Of course, there are numerous exemptions built into the law to protect classified, personal, and proprietary information, among other categories. But the whole thrust of the law is to promote public access to information.

Now a new Bush Administration FOIA policy encourages government officials to withhold information from disclosure whenever they possibly can. Past policy (in theory) was to release information unless "foreseeable harm" could result. But on October 12, Attorney General Ashcroft told agencies to deny requests for access to information whenever there was any legal argument for doing so, regardless of whether or not harm would result.

The upshot is already evident in a pattern of increased denials of public requests for information. It is a worrisome trend that must be challenged.

How much should the public know about the past?

On November 1, the Bush Administration took time out from the war on terrorism to issue a new executive order that will make it more difficult for Americans to gain access to historical records generated by past Presidents.

Specifically, the new order allows past Presidents as well as the incumbent President to veto public access to historically valuable presidential records by asserting executive privilege.
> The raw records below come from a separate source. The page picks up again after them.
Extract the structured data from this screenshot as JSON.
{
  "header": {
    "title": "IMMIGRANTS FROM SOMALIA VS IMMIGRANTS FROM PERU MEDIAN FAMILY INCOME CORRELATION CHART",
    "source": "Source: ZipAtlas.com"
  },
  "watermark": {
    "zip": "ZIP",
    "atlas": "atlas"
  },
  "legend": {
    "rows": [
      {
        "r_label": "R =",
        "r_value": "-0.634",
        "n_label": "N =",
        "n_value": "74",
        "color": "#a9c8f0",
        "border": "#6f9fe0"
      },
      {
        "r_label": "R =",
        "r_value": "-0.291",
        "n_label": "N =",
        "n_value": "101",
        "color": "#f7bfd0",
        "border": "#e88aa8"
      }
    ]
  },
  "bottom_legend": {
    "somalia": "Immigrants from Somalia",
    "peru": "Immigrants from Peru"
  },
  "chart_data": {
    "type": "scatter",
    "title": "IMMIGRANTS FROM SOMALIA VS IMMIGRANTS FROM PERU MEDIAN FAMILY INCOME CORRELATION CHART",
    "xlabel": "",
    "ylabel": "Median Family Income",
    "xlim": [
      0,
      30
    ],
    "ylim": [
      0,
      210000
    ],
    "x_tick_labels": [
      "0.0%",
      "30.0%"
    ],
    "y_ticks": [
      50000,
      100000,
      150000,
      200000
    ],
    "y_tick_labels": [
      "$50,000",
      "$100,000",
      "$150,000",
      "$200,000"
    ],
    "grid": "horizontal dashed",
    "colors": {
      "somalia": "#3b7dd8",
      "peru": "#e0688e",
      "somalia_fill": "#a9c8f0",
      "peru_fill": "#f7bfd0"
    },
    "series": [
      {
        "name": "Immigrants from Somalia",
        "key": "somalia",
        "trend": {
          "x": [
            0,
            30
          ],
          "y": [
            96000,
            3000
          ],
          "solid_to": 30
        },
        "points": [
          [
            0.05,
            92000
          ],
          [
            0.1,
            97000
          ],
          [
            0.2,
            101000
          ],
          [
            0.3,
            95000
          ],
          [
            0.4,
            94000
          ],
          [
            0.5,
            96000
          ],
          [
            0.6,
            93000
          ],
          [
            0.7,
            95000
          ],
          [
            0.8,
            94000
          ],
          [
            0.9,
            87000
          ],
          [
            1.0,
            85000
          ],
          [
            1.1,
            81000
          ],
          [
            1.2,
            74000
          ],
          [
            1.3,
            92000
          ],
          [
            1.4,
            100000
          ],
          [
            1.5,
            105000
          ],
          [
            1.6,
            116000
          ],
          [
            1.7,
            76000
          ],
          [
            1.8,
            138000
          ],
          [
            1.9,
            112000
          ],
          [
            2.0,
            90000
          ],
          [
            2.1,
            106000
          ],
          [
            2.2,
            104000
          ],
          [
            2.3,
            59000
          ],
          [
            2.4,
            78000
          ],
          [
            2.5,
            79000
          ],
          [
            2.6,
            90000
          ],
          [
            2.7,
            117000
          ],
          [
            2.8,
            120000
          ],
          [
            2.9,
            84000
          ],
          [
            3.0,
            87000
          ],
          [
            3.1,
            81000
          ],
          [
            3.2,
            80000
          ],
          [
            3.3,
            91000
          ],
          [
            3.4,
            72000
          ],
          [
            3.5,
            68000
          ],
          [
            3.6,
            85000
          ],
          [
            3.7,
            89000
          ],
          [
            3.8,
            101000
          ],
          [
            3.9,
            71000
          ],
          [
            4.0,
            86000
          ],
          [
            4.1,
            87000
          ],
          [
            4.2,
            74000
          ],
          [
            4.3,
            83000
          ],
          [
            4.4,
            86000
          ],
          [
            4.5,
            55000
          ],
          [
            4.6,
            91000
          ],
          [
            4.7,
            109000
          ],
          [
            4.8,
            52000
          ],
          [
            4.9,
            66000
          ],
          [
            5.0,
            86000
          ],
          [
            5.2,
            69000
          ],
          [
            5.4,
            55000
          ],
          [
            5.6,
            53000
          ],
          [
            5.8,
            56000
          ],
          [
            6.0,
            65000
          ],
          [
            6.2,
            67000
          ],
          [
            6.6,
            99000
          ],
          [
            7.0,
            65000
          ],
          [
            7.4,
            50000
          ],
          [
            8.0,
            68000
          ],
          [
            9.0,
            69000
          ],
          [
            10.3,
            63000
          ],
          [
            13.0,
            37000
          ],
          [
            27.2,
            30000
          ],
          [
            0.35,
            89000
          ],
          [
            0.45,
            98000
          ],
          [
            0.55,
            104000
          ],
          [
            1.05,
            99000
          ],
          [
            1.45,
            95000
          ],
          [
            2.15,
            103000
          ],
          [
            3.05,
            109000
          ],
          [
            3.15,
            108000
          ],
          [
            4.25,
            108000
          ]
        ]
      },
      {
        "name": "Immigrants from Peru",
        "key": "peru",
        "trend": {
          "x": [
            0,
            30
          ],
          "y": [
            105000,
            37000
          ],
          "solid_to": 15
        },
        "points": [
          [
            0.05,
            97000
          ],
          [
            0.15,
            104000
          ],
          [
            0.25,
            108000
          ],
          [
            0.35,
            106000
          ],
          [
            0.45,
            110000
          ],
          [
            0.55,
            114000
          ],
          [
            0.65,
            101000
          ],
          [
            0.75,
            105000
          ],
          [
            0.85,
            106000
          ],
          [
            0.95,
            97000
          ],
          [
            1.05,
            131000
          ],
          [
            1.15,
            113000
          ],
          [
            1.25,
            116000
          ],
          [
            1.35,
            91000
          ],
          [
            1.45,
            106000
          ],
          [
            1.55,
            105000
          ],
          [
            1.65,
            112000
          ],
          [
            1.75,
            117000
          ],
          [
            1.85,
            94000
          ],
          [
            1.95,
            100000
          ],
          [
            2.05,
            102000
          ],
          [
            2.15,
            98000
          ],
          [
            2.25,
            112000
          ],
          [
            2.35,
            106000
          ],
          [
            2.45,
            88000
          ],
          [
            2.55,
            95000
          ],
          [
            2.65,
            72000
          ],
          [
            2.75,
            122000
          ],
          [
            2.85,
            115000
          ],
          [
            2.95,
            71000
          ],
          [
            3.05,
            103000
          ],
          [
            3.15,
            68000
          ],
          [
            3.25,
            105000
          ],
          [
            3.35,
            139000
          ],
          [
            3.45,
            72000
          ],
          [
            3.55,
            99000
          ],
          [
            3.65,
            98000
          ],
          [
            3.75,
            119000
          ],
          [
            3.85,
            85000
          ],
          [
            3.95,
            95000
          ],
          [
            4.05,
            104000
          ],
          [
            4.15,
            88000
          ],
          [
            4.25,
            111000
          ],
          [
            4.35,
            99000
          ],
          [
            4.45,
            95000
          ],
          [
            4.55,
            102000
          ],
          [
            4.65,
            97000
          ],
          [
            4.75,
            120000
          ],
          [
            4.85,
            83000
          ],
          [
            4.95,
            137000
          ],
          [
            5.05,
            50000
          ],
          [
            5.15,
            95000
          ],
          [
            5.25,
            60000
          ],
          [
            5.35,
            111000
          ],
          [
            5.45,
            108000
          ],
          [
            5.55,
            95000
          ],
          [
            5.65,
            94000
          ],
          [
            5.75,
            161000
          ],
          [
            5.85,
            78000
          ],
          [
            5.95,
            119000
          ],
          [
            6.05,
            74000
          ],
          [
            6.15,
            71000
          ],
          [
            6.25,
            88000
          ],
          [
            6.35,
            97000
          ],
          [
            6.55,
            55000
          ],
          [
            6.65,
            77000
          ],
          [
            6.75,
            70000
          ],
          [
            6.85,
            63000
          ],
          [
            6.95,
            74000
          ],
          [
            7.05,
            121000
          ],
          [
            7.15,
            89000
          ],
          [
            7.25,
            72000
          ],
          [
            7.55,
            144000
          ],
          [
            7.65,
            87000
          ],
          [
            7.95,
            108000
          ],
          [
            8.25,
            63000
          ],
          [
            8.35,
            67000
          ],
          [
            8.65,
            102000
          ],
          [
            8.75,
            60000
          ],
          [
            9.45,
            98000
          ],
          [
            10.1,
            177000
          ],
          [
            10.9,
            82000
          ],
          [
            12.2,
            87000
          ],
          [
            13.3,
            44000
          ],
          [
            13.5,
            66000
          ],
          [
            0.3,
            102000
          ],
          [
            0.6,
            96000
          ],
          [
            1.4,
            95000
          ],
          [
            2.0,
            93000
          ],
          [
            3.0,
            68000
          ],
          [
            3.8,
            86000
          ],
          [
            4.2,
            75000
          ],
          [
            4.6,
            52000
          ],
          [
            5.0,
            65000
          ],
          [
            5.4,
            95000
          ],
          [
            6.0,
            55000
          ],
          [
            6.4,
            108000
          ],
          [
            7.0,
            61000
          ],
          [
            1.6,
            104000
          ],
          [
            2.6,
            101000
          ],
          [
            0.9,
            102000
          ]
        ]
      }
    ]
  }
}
Remarkably, the order purports to grant executive privilege even to the surviving family members of a deceased President, a true innovation in government secrecy.

Since classified, privacy, and other forms of information are already protected from disclosure, the new executive order invites the suspicion that it is intended to shield embarrassing information, a category for which an explicit exemption does not exist.

Fortunately, this seemingly gratuitous new policy has inspired an impressive degree of resistance, including congressional calls for it to be rescinded.

These are just a few of the latest developments in secrecy policy. Others include new limits on the freedom of Pentagon employees to communicate with the public; new restrictions on government web sites, which are being substantially curtailed; and, not least important, the development of a new executive order on classification and declassification policy.

The FAS Project on Government Secrecy works to illuminate these and other important information policy areas. We research and publish original source documents, generate critical commentary, and provide information support to journalists and editorial writers. It looks like our plate is going to be full.